Can you tell us about your background prior to joining APPM?
After getting my Ph.D. at Uppsala University in Sweden in Scientific Computing, I went on to a postdoctoral position at the European Centre for Nuclear Research (CERN) in Geneva, Switzerland. This is a place where physicists are probing the fundamental structure of the universe using massive accelerators. From there, I moved to a faculty position at Caltech in its Department of Applied Mathematics, with my research mostly focused on computational wave and fluid dynamics. After 10 years there, I gave up academics (and tenure) to experience the private sector, joining Exxon’s Corporate Research Laboratory in New Jersey. During my 12 years there, I worked a lot on seismic wave propagation through different geologic media. However, I increasingly missed the academic environment and teaching. And thus here I am, a professor of Applied Math at CU-Â鶹ӰԺ.
What do you most enjoy about being a professor in computational/applied mathematics?
There are several factors in being a professor in this field that I am quite passionate about:
- In being an applied mathematician, one must emphasize the word ‘applied’. This means that I am not only a mathematician, but work with researchers from a variety of fields in science and engineering. Constantly working on different projects and always learning prevents one from ever getting bored. Furthermore, to attack problems from physics to geoscience to engineering requires different problem solving techniques, constantly developing and expanding one’s research toolbox.
- Working in different fields of research means a range of collaborations. That involves not only colleagues from different university departments, but I also get to work with National Labs, such as the National Center for Atmospheric Research (NCAR), the Department of Defense (through the Air Force Institute of Technology, AFIT), and the private sector, such as Royal Dutch Shell. These collaborations involve new areas such as liquid crystals, space weather prediction, geophysical modeling, and high-energy laser beams.
- After being 12 years in industry, I missed the teaching aspect that is part of being in academia. I find interacting with and educating the next generation of applied mathematicians really stimulating. Computation has become the third arm of research, along with theory and experimentation. Seeing students get excited about how they can use computational methods, especially in conjunction with analytical methods, to further their own investigations into a field is a very rewarding part of my teaching efforts.

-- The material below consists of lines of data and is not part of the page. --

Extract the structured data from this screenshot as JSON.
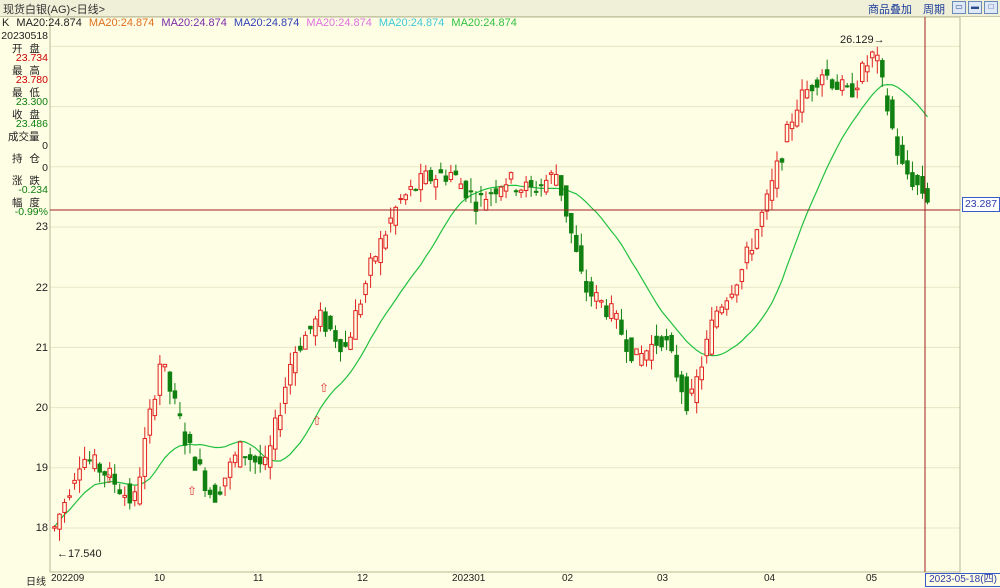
{
  "window": {
    "title": "现货白银(AG)<日线>",
    "menu_overlay": "商品叠加",
    "menu_period": "周期"
  },
  "ma_legend": {
    "prefix": "K",
    "items": [
      {
        "label": "MA20:24.874",
        "color": "#222222"
      },
      {
        "label": "MA20:24.874",
        "color": "#e07020"
      },
      {
        "label": "MA20:24.874",
        "color": "#7a2aa8"
      },
      {
        "label": "MA20:24.874",
        "color": "#3040b8"
      },
      {
        "label": "MA20:24.874",
        "color": "#e070e0"
      },
      {
        "label": "MA20:24.874",
        "color": "#40c8d8"
      },
      {
        "label": "MA20:24.874",
        "color": "#30c040"
      }
    ]
  },
  "info_panel": {
    "date": "20230518",
    "open_label": "开 盘",
    "open": "23.734",
    "high_label": "最 高",
    "high": "23.780",
    "low_label": "最 低",
    "low": "23.300",
    "close_label": "收 盘",
    "close": "23.486",
    "volume_label": "成交量",
    "volume": "0",
    "oi_label": "持 仓",
    "oi": "0",
    "change_label": "涨 跌",
    "change": "-0.234",
    "pct_label": "幅 度",
    "pct": "-0.99%"
  },
  "axis": {
    "period_label": "日线",
    "y_ticks": [
      "23",
      "22",
      "21",
      "20",
      "19",
      "18"
    ],
    "x_ticks": [
      "202209",
      "10",
      "11",
      "12",
      "202301",
      "02",
      "03",
      "04",
      "05"
    ]
  },
  "annotations": {
    "high_marker": "26.129",
    "low_marker": "17.540",
    "current_price": "23.287",
    "cursor_date": "2023-05-18(四)"
  },
  "colors": {
    "up": "#e02020",
    "down": "#108010",
    "ma": "#20c040",
    "cursor": "#a02020",
    "background": "#fefee4"
  },
  "chart_data": {
    "type": "candlestick",
    "ylim": [
      17.5,
      26.5
    ],
    "ma_period": 20,
    "high": 26.129,
    "low": 17.54,
    "waypoints": [
      {
        "x": "202209",
        "v": 18.0
      },
      {
        "x": "202209",
        "v": 19.2
      },
      {
        "x": "202209",
        "v": 18.9
      },
      {
        "x": "10",
        "v": 18.4
      },
      {
        "x": "10",
        "v": 20.8
      },
      {
        "x": "10",
        "v": 19.4
      },
      {
        "x": "11",
        "v": 18.5
      },
      {
        "x": "11",
        "v": 19.3
      },
      {
        "x": "11",
        "v": 19.0
      },
      {
        "x": "11",
        "v": 20.9
      },
      {
        "x": "11",
        "v": 21.5
      },
      {
        "x": "12",
        "v": 21.0
      },
      {
        "x": "12",
        "v": 22.4
      },
      {
        "x": "12",
        "v": 23.4
      },
      {
        "x": "12",
        "v": 23.8
      },
      {
        "x": "202301",
        "v": 23.9
      },
      {
        "x": "202301",
        "v": 23.4
      },
      {
        "x": "202301",
        "v": 23.8
      },
      {
        "x": "02",
        "v": 23.6
      },
      {
        "x": "02",
        "v": 23.9
      },
      {
        "x": "02",
        "v": 22.0
      },
      {
        "x": "02",
        "v": 21.6
      },
      {
        "x": "03",
        "v": 20.8
      },
      {
        "x": "03",
        "v": 21.2
      },
      {
        "x": "03",
        "v": 20.0
      },
      {
        "x": "03",
        "v": 21.6
      },
      {
        "x": "04",
        "v": 22.3
      },
      {
        "x": "04",
        "v": 23.5
      },
      {
        "x": "04",
        "v": 25.0
      },
      {
        "x": "04",
        "v": 25.6
      },
      {
        "x": "05",
        "v": 25.2
      },
      {
        "x": "05",
        "v": 25.9
      },
      {
        "x": "05",
        "v": 24.0
      },
      {
        "x": "05",
        "v": 23.5
      }
    ]
  }
}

- Lastly, being a professor in Applied Mathematics allows me to work with researchers from a variety of cultural and ethnic backgrounds. I have traveled for research purposes to many countries. Apart from many countries of Western Europe, I have been on numerous extended stays in South Africa, South Korea, Hong Kong, and Singapore.
What are your current areas of focus?
I have mentioned most of my application areas already, but maybe I can add that Radial Basis Functions (RBFs) have been a central theme for the last decade in many of my computational efforts. I am also really interested in how analytic functions/asymptotic analysis interfaces with (and complements) computational methods. These topics belong closely together, but are too often thought of as separate ones. Applied mathematics is very much about bringing great techniques together.